A Hamas spokesman has condemned the continued detention and prosecution of Palestinian figures in Saudi Arabia over their support for the Palestinian resistance movement, urging Riyadh to immediately release them.
“The national and pan-Arabism duty requires honoring those people and not trying them in this way,” Hazim Qassim told Lebanon’s Arabic-language al-Mayadeen television on Sunday.
He added that Arab countries should reinforce the Palestinian cause and “not to weaken its resistance with such trials”.

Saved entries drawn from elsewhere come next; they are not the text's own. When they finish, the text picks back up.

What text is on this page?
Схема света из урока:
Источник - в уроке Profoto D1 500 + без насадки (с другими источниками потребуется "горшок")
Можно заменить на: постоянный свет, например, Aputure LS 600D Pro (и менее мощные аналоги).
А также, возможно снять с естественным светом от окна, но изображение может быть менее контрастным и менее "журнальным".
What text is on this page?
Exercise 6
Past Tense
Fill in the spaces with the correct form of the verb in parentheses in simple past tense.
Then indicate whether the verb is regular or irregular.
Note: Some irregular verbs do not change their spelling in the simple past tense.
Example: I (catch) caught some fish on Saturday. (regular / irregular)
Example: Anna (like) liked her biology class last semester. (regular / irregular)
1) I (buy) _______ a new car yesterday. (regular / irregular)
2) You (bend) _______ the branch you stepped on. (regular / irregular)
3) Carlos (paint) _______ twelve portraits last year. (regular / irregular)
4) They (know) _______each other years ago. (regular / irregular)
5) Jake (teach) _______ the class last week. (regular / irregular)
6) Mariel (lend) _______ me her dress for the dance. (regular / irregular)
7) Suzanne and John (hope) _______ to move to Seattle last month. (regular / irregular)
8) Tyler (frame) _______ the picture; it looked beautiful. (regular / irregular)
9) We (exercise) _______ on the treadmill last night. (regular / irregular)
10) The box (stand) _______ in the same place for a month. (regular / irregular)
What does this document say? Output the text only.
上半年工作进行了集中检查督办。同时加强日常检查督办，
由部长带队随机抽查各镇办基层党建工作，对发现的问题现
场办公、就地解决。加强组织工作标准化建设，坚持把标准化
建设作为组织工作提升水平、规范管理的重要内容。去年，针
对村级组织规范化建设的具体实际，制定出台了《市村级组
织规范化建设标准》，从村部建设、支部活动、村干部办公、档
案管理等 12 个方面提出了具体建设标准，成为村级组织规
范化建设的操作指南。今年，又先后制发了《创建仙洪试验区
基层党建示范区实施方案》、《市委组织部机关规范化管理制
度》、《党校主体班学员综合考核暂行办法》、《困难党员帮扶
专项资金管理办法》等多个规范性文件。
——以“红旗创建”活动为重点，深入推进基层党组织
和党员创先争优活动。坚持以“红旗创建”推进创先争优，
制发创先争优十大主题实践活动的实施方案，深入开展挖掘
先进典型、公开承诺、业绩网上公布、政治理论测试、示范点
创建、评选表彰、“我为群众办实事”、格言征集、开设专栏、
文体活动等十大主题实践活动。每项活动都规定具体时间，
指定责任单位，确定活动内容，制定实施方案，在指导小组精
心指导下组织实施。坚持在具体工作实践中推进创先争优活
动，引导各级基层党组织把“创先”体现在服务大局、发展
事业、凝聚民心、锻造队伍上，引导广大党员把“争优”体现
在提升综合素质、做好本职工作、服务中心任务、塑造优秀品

The spokesman said Hamas has contacted various parties to secure the release of Palestinian detainees in the kingdom, expressing hope that Saudi authorities would respond to those efforts and release the detainees.
His remarks came as a Saudi court on Sunday held the first hearing in the case of 68 Palestinian and Jordanian detainees.
According to al-Mayadeen, the detainees are charged with “supporting terrorism and financing it” and belonging to “a criminal terrorist entity”.
Senior Hamas official Muhammad al-Khudari and his son Hani, who were arrested last April, were among those who stood trial on Sunday.
Al-Khudari represented Hamas in Saudi Arabia between the mid-1990s and 2003. He has held other important positions in the Palestinian resistance movement as well.
Saudi Arabia’s repressive measures against the Palestinian resistance movement as well as those seeking to collect donations for people living in the Israeli-blockaded Gaza Strip come as the kingdom and Israel are believed to be planning to publicize their secret ties.
Gaza has been blockaded by the Israeli regime since 2007.
Last month, Saudi authorities launched a new campaign of "arbitrary" arrests against Palestinian expatriates on charges of supporting Hamas.
The Prisoners of Conscience, a non-governmental organization advocating human rights in Saudi Arabia, announced on February 12 that the kingdom had detained a number of Palestinians, including the relatives or children of those imprisoned last April for the same reason.
Over the past two years, Saudi authorities have deported more than 100 Palestinians from the kingdom, mostly on charges of supporting Hamas financially, politically, or through social networking sites.